Here’s a thought: artists do it. Readers do it. Writers do it. Brand-new lovers do it. Not all of them, of course, but when you are stopped, in your rush to get somewhere or do something, by an image, that is a moment of opportunity. What stopped you about the image? What didn’t fit in your perceptual bias, making you suddenly consciously aware of your surroundings? Don’t discard it and move on! Pay Attention. Maybe it was the colors, maybe a sense of motion, or a sense of suspension; maybe an interaction between the depicted characters struck an emotional chord or a curiosity. What is the story behind the image, and how is it different from the one you usually believe to underly the world’s events and the interactions of the people around you? When you read a book, and you don’t want to put it down to sleep, or use the bathroom, or eat, or go to work, you have sunk into another way of being and seeing. Your brain is experiencing events as if they were occurring in the physical space around you, you are taking in the feelings and behaviors and traumas and excitements as your own (so be careful). This experience offers an opportunity to alter your own perception, to see the world in a slightly different light, and if you were to, for example, when you finish the book, call up a character in your mind and converse with him or her, if you were to really visualize the character--skin-tone, scent, hair-texture, style of dress, voice-print, style of speech--and then spend time with him or her, speak with her, listen to what she has to say, could those interactions change who you are and the world around you? Could you even bring that character into physical being?
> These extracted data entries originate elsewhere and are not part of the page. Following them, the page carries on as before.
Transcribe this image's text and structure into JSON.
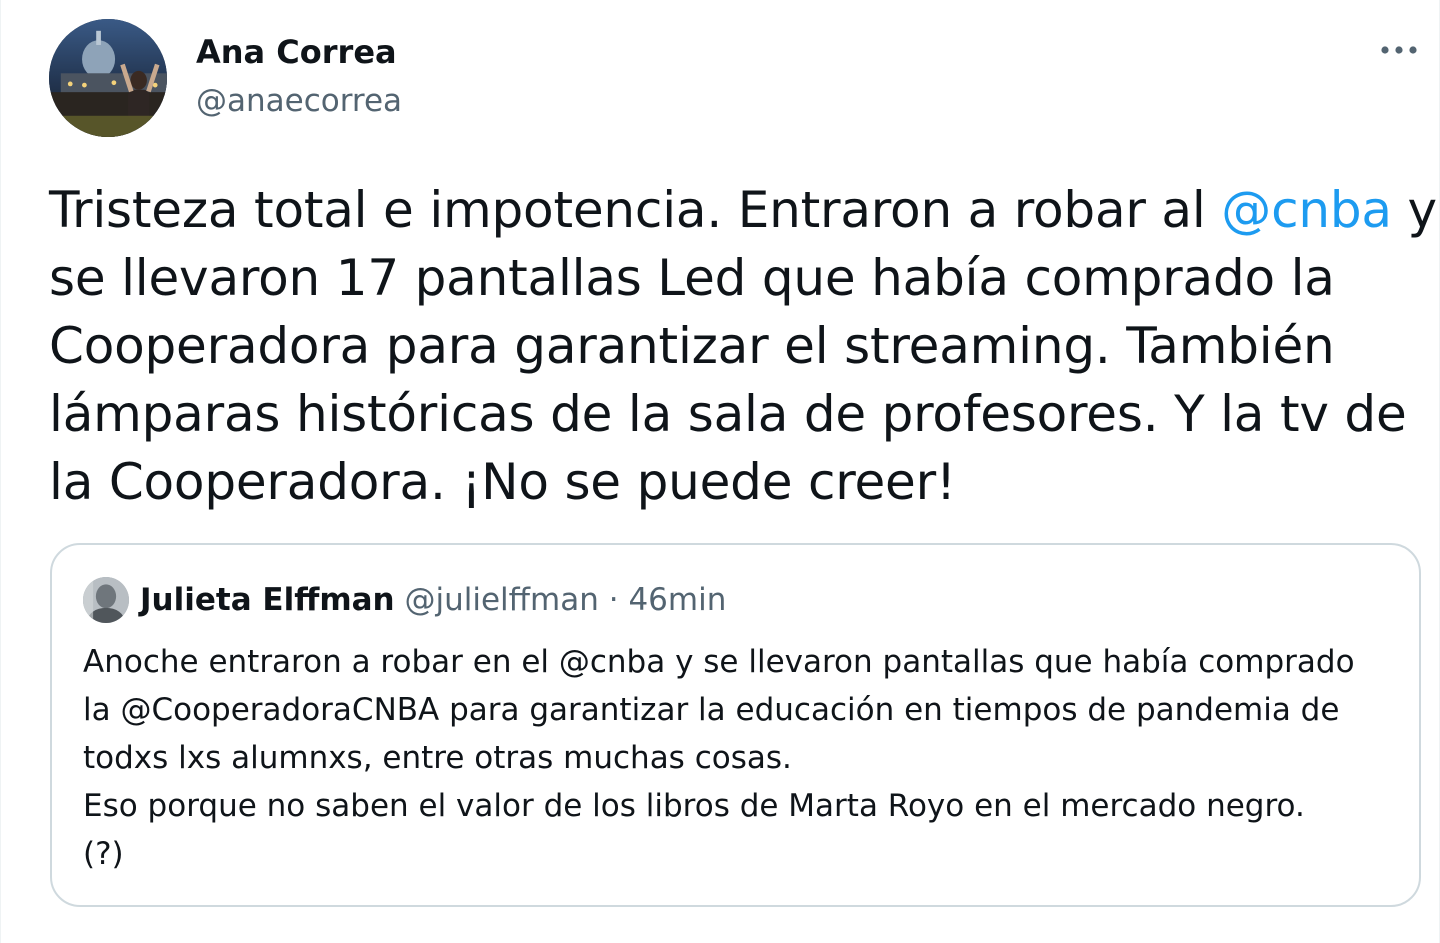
{
  "author": {
    "name": "Ana Correa",
    "handle": "@anaecorrea",
    "avatar_icon": "profile-photo"
  },
  "more_icon": "ellipsis-icon",
  "tweet": {
    "lines": [
      [
        "Tristeza total e impotencia. Entraron a robar al ",
        "@cnba",
        " y"
      ],
      "se llevaron 17 pantallas Led que había comprado la",
      "Cooperadora para garantizar el streaming. También",
      "lámparas históricas de la sala de profesores. Y la tv de",
      "la Cooperadora. ¡No se puede creer!"
    ]
  },
  "quote": {
    "name": "Julieta Elffman",
    "handle": "@julielffman",
    "separator": "·",
    "time": "46min",
    "lines": [
      "Anoche entraron a robar en el @cnba y se llevaron pantallas que había comprado",
      "la @CooperadoraCNBA para garantizar la educación en tiempos de pandemia de",
      "todxs lxs alumnxs, entre otras muchas cosas.",
      "Eso porque no saben el valor de los libros de Marta Royo en el mercado negro.",
      "(?)"
    ]
  },
  "colors": {
    "text": "#0f1419",
    "secondary": "#536471",
    "link": "#1d9bf0",
    "border": "#cfd9de"
  }
}
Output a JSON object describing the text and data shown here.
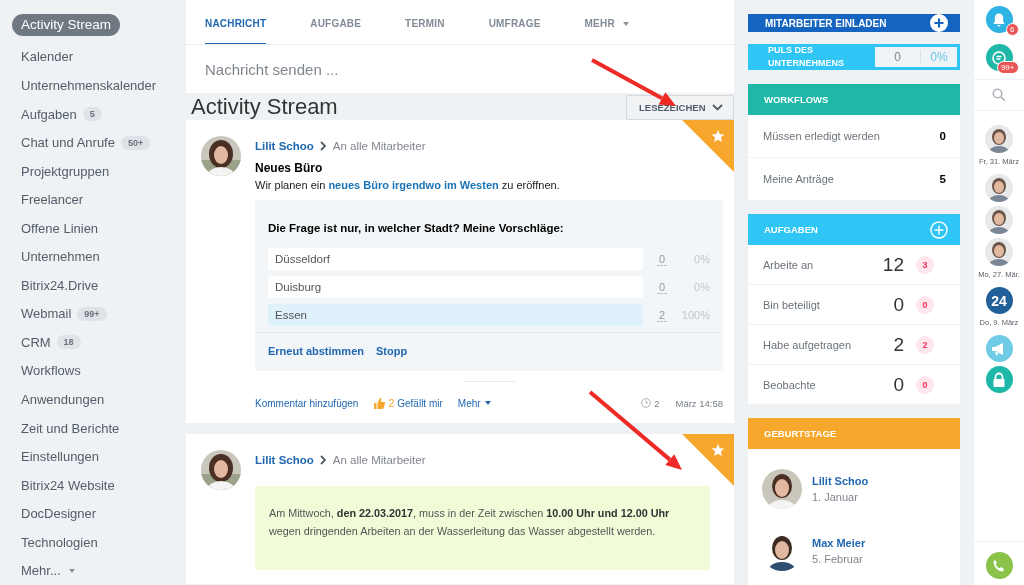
{
  "sidebar": {
    "items": [
      {
        "label": "Activity Stream",
        "selected": true
      },
      {
        "label": "Kalender",
        "selected": false
      },
      {
        "label": "Unternehmenskalender",
        "selected": false
      },
      {
        "label": "Aufgaben",
        "badge": "5",
        "selected": false
      },
      {
        "label": "Chat und Anrufe",
        "badge": "50+",
        "selected": false
      },
      {
        "label": "Projektgruppen",
        "selected": false
      },
      {
        "label": "Freelancer",
        "selected": false
      },
      {
        "label": "Offene Linien",
        "selected": false
      },
      {
        "label": "Unternehmen",
        "selected": false
      },
      {
        "label": "Bitrix24.Drive",
        "selected": false
      },
      {
        "label": "Webmail",
        "badge": "99+",
        "selected": false
      },
      {
        "label": "CRM",
        "badge": "18",
        "selected": false
      },
      {
        "label": "Workflows",
        "selected": false
      },
      {
        "label": "Anwendungen",
        "selected": false
      },
      {
        "label": "Zeit und Berichte",
        "selected": false
      },
      {
        "label": "Einstellungen",
        "selected": false
      },
      {
        "label": "Bitrix24 Website",
        "selected": false
      },
      {
        "label": "DocDesigner",
        "selected": false
      },
      {
        "label": "Technologien",
        "selected": false
      },
      {
        "label": "Mehr...",
        "selected": false,
        "dropdown": true
      }
    ]
  },
  "composer": {
    "tabs": [
      {
        "label": "NACHRICHT",
        "selected": true
      },
      {
        "label": "AUFGABE",
        "selected": false
      },
      {
        "label": "TERMIN",
        "selected": false
      },
      {
        "label": "UMFRAGE",
        "selected": false
      },
      {
        "label": "MEHR",
        "selected": false,
        "dropdown": true
      }
    ],
    "placeholder": "Nachricht senden ..."
  },
  "page_title": "Activity Stream",
  "filter_button": "LESEZEICHEN",
  "posts": [
    {
      "kind": "poll",
      "favorite": true,
      "author": "Lilit Schoo",
      "audience": "An alle Mitarbeiter",
      "title": "Neues Büro",
      "text_before": "Wir planen ein",
      "link": "neues Büro irgendwo im Westen",
      "text_after": "zu eröffnen.",
      "question": "Die Frage ist nur, in welcher Stadt? Meine Vorschläge:",
      "options": [
        {
          "label": "Düsseldorf",
          "count": "0",
          "percent": "0%",
          "level": 0
        },
        {
          "label": "Duisburg",
          "count": "0",
          "percent": "0%",
          "level": 0
        },
        {
          "label": "Essen",
          "count": "2",
          "percent": "100%",
          "level": 1
        }
      ],
      "poll_actions": [
        "Erneut abstimmen",
        "Stopp"
      ],
      "comment": "Kommentar hinzufügen",
      "likes": "2",
      "like_label": "Gefällt mir",
      "more": "Mehr",
      "time_parts": [
        "2",
        "März 14:58"
      ]
    },
    {
      "kind": "notice",
      "favorite": true,
      "author": "Lilit Schoo",
      "audience": "An alle Mitarbeiter",
      "message": "Am Mittwoch, **den 22.03.2017**, muss in der Zeit zwischen **10.00 Uhr und 12.00 Uhr** wegen dringenden Arbeiten an der Wasserleitung das Wasser abgestellt werden."
    }
  ],
  "invite": {
    "label": "MITARBEITER EINLADEN"
  },
  "pulse": {
    "label": "PULS DES UNTERNEHMENS",
    "count": "0",
    "percent": "0%"
  },
  "workflows": {
    "title": "WORKFLOWS",
    "rows": [
      {
        "label": "Müssen erledigt werden",
        "value": "0"
      },
      {
        "label": "Meine Anträge",
        "value": "5"
      }
    ]
  },
  "tasks": {
    "title": "AUFGABEN",
    "rows": [
      {
        "label": "Arbeite an",
        "value": "12",
        "badge": "3"
      },
      {
        "label": "Bin beteiligt",
        "value": "0",
        "badge": "0"
      },
      {
        "label": "Habe aufgetragen",
        "value": "2",
        "badge": "2"
      },
      {
        "label": "Beobachte",
        "value": "0",
        "badge": "0"
      }
    ]
  },
  "birthdays": {
    "title": "GEBURTSTAGE",
    "people": [
      {
        "name": "Lilit Schoo",
        "date": "1. Januar"
      },
      {
        "name": "Max Meier",
        "date": "5. Februar"
      }
    ]
  },
  "right_bar": {
    "notifications": "6",
    "messages": "99+",
    "items": [
      {
        "kind": "avatar"
      },
      {
        "kind": "date",
        "label": "Fr, 31. März"
      },
      {
        "kind": "avatar"
      },
      {
        "kind": "avatar"
      },
      {
        "kind": "avatar"
      },
      {
        "kind": "date",
        "label": "Mo, 27. Mär."
      },
      {
        "kind": "logo",
        "label": "24"
      },
      {
        "kind": "date",
        "label": "Do, 9. März"
      },
      {
        "kind": "megaphone"
      },
      {
        "kind": "lock"
      }
    ]
  }
}
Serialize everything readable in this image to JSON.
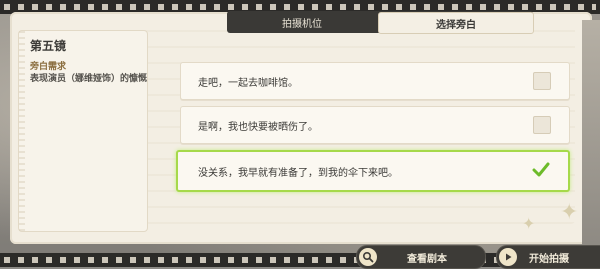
{
  "tabs": {
    "camera_label": "拍摄机位",
    "narration_label": "选择旁白",
    "active": "narration"
  },
  "scene": {
    "title": "第五镜",
    "requirement_label": "旁白需求",
    "requirement_text": "表现演员（娜维娅饰）的慷慨"
  },
  "options": [
    {
      "text": "走吧，一起去咖啡馆。",
      "selected": false
    },
    {
      "text": "是啊，我也快要被晒伤了。",
      "selected": false
    },
    {
      "text": "没关系，我早就有准备了，到我的伞下来吧。",
      "selected": true
    }
  ],
  "buttons": {
    "view_script_label": "查看剧本",
    "start_shoot_label": "开始拍摄"
  },
  "colors": {
    "selected_border": "#a6d94a",
    "check": "#6dbb2a",
    "dark_panel": "#3a3936",
    "paper": "#f3eee3"
  },
  "icons": {
    "view_script": "magnifier-icon",
    "start_shoot": "play-icon",
    "selected": "check-icon"
  }
}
The Unwritten, Cover of Volume One by Yuko Shimizu

Cover of The Unwritten, by Yuko Shimizu
In The Unwritten, Tom Taylor is presented to us as the son of the author of a wildly famous series of books (think Harry Potter) who disappeared under mysterious circumstances. The protagonist of the series, Tommy Taylor, is named after him, and Tom himself goes around to conventions to tell adoring fans about his dad and answer questions and sign things--an existence he detests. He is always trying to point out the distinction between himself and the character, but the idea itself falls on deaf ears. At one of these conventions, a young student stands up and questions his identity as the author’s son. Public opinion swings rapidly and violently, the way it is wont to do, and Tom finds himself hiding from a variety of hateful ex-fans. Soon, his identity is re-established, but not in a way he finds pleasing at all, and not the identity he’d been living before--he goes from reviled to worshiped, from demon to messiah, and all of it through no acts of his own. It’s truly as if he is simply a pawn of a storyline his father put him in before he had a chance to have any say about it--in fact, it’s always been that way, for him, but now events are such that he is forced to do something about it. 
What the comic--which is fascinating--begins to explore is the way in which stories shape our society, our ways of thinking, and the very behaviors which we thought were most private and individualistic. The first book introduces a set of characters who shape what stories will be presented to the public by a sinister influence upon the authors. In a way very well-matched to that theme, the comic is wound with stories inside stories, and at one point, Tom’s tale is suspended for a brief foray into history (which soon ties back into his present) via the author and poet Rudyard Kipling. 

Cover of The Unwritten by Yuko Shimizu

Cover of The Unwritten by Yuko Shimizu
His very patriotic poetry, exhorting citizens to give up their youth and lives for empire and the British Way, becomes part of the tale of an author who lost his way and found himself trapped in a terrifying, soul-destroying situation. Crushed, he turns to writing again to find his way out:

Pages from The Unwritten, Volume One
The artwork on these pages is by Mark Carey and Peter Gross, who are also the authors. 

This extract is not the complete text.